Berharap Tepuk Tangan
“Jika hanya butuh tepuk tangan, turunlah dari kekuasaan. Pergilah ke panggung hiburan, di sana tidak pernah sepi dari tepuk tangan.”
ALKISAH pada suatu zaman, ada seorang raja yang gila pujian.
Tak peduli apa yang dilakukannya, para penggawanya senantiasa memuji dan
bertepuk tangan. Kapan tidak ada pujian dan tepuk tangan, kerlingan mata Sang
Raja yang tajam dengan beragam makna akan mengarah ke wajah penggawa. Tak butuh
waktu lama, penggawa tersebut bakal menanggalkan jabatannya.
Hingga pada suatu hari, Sang Raja berjalan di tengah kampung
meninjau kebersihan lorong dan rumah
warga. Sepanjang jalan, warga sibuk dengan urusannya
masing-masing. Tak ada sambutan, pujian, dan tepuk tangan. Terlihat tumpukan
sampah di pekarangan dan pinggir jalan.
Sang Raja murka. Ia menitahkan penggawa di kampung itu untuk
mengumpulkan semua rakyat. Laki, perempuan, tua, muda, dan anak-anak tak
terkecuali. Semua dikumpulkan di tanah lapang.
Sang Raja ngomel tak tentu arah. “Kenapa tidak ada sambutan?
Kalian sama sekali tak menaruh hormat padaku!” teriak Sang Raja.
“Bukankah aku telah bangunkan kalian jalan yang mulus. Tidak
ada lagi gelap malam. Semua terang?” kata Sang Raja.
“Apalagi yang kurang?” teriak Sang Raja.
Semua diam. Setelah sekian lama, akhirnya seorang pemuda
memberanikan diri bicara.
“Wahai Raja. Ada satu hal yang Baginda tidak pahami. Kami
rakyat hanya butuh makan, untuk bertahan
hidup. Kami butuh hunian, untuk berlindung dari panas dan
berteduh kala hujan. Untuk apa Baginda menghamburkan uang kerajaan, kalau
hasilnya hanya selembar piagam dan piala sebagai penghargaan.
Sudah berapa banyak uang kerajaan terbang untuk memperindah
kampung yang tetap kotor saat hujan.
Baginda, coba bandingkan dengan anggaran mengentaskan warga
kesusahan?” ujar Sang Pemuda.
Mata Sang Raja mulai mengerjap, bergerak ke kanan dan ke
kiri.
“Baginda, lihatlah berapa banyak dari kami yang kesusahan,
tidak mendapatkan pekerjaan. Hitunglah
berapa tinggi angka kemiskinan. Baginda, masih banyak warga
yang terkena musibah belum mendapatkan hunian.
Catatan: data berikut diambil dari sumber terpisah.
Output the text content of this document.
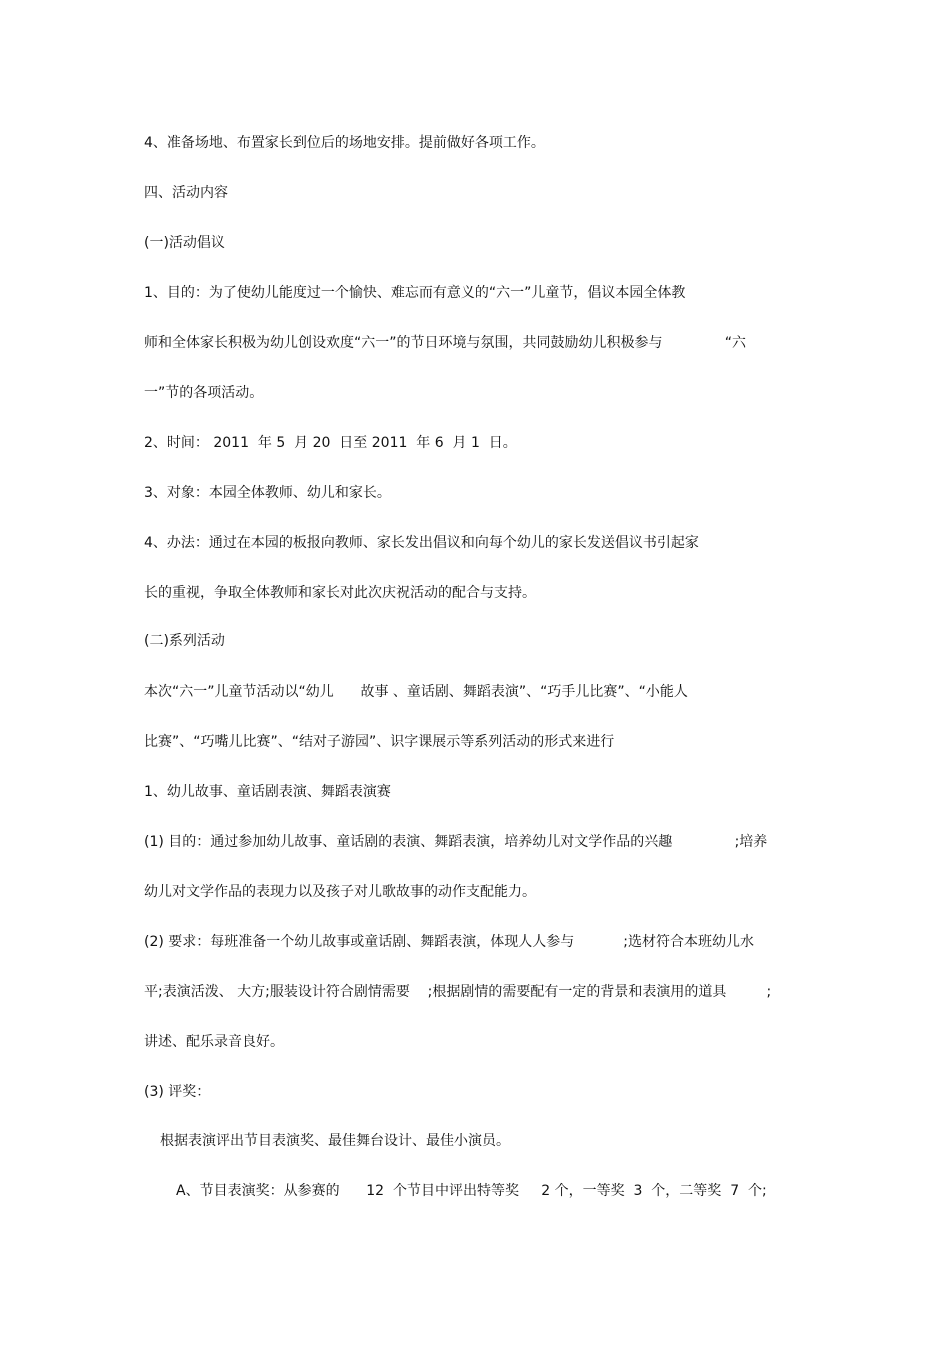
4、准备场地、布置家长到位后的场地安排。提前做好各项工作。

四、活动内容

(一)活动倡议

1、目的：为了使幼儿能度过一个愉快、难忘而有意义的“六一”儿童节，倡议本园全体教

师和全体家长积极为幼儿创设欢度“六一”的节日环境与氛围，共同鼓励幼儿积极参与              “六

一”节的各项活动。

2、时间： 2011  年 5  月 20  日至 2011  年 6  月 1  日。

3、对象：本园全体教师、幼儿和家长。

4、办法：通过在本园的板报向教师、家长发出倡议和向每个幼儿的家长发送倡议书引起家

长的重视，争取全体教师和家长对此次庆祝活动的配合与支持。

(二)系列活动

本次“六一”儿童节活动以“幼儿      故事 、童话剧、舞蹈表演”、“巧手儿比赛”、“小能人

比赛”、“巧嘴儿比赛”、“结对子游园”、识字课展示等系列活动的形式来进行

1、幼儿故事、童话剧表演、舞蹈表演赛

(1) 目的：通过参加幼儿故事、童话剧的表演、舞蹈表演，培养幼儿对文学作品的兴趣              ;培养

幼儿对文学作品的表现力以及孩子对儿歌故事的动作支配能力。

(2) 要求：每班准备一个幼儿故事或童话剧、舞蹈表演，体现人人参与           ;选材符合本班幼儿水

平;表演活泼、 大方;服装设计符合剧情需要    ;根据剧情的需要配有一定的背景和表演用的道具         ;

讲述、配乐录音良好。

(3) 评奖：

根据表演评出节目表演奖、最佳舞台设计、最佳小演员。

A、节目表演奖：从参赛的      12  个节目中评出特等奖     2 个，一等奖  3  个，二等奖  7  个;
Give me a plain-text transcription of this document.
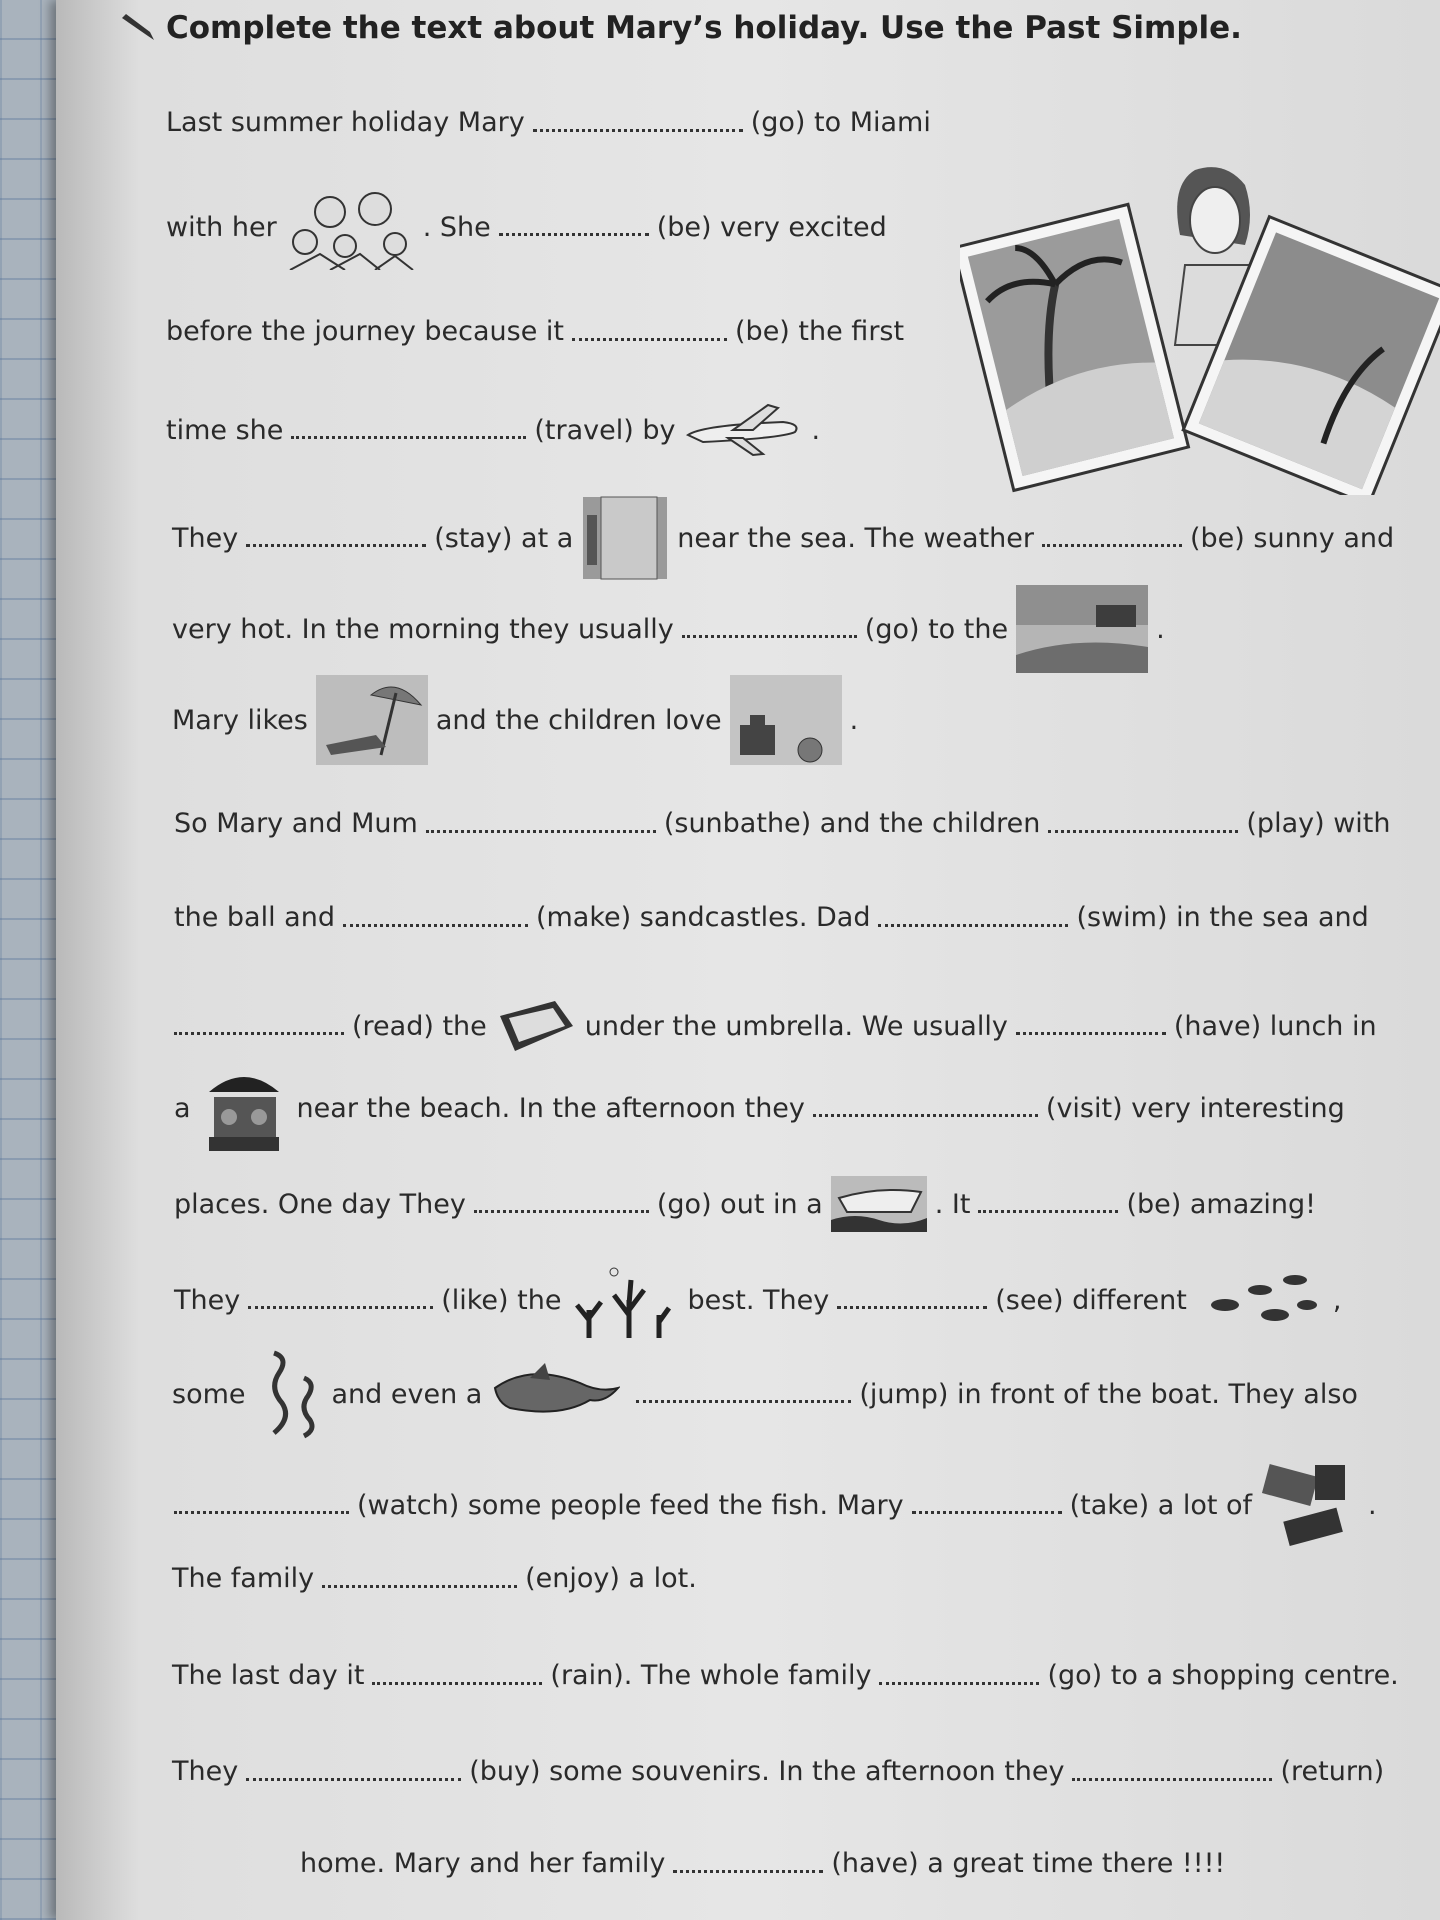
Complete the text about Mary’s holiday. Use the Past Simple.
Last summer holiday Mary	(go) to Miami
with her	. She	(be) very excited
before the journey because it	(be) the first
time she	(travel) by	.
They	(stay) at a	near the sea. The weather	(be) sunny and
very hot. In the morning they usually	(go) to the	.
Mary likes	and the children love	.
So Mary and Mum	(sunbathe) and the children	(play) with
the ball and	(make) sandcastles. Dad	(swim) in the sea and
(read) the	under the umbrella. We usually	(have) lunch in
a	near the beach. In the afternoon they	(visit) very interesting
places. One day They	(go) out in a	. It	(be) amazing!
They	(like) the	best. They	(see) different	,
some	and even a	(jump) in front of the boat. They also
(watch) some people feed the fish. Mary	(take) a lot of	.
The family	(enjoy) a lot.
The last day it	(rain). The whole family	(go) to a shopping centre.
They	(buy) some souvenirs. In the afternoon they	(return)
home. Mary and her family	(have) a great time there !!!!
Bukankah itu semua janji Baginda
sebelum dinobatkan?” sergah Sang Pemuda.
“Jika baginda hanya butuh penghargaan, jika Baginda hanya
butuh tepuk tangan. Mohon maaf, segeralah turun dari kekuasaan. Pergilah ke
panggung hiburan, di sana tidak pernah sepi dari tepuk tangan,” nasihat Sang
Pemuda tanpa sandal.
Sang Raja terdiam. Dalam hati kecilnya, ia bergumam.
“Benarkah yang ia katakan?”
Pertemuan hari itu berlalu, sepi tanpa pujian dan tepuk
tangan.
Hari ini, kita banyak menemukan orang yang terobsesi dengan
penghargaan. Teramat mudah terbuai tepuk tangan.
Crazy rich merupakan kasus nyata, harapan pada tepuk tangan
membuat orang menghalalkan segala cara.
Dalam kasus lainnya, banyak pejabat menggelar program untuk
mengejar prestise, tidak berlandaskan kebutuhan real rakyat.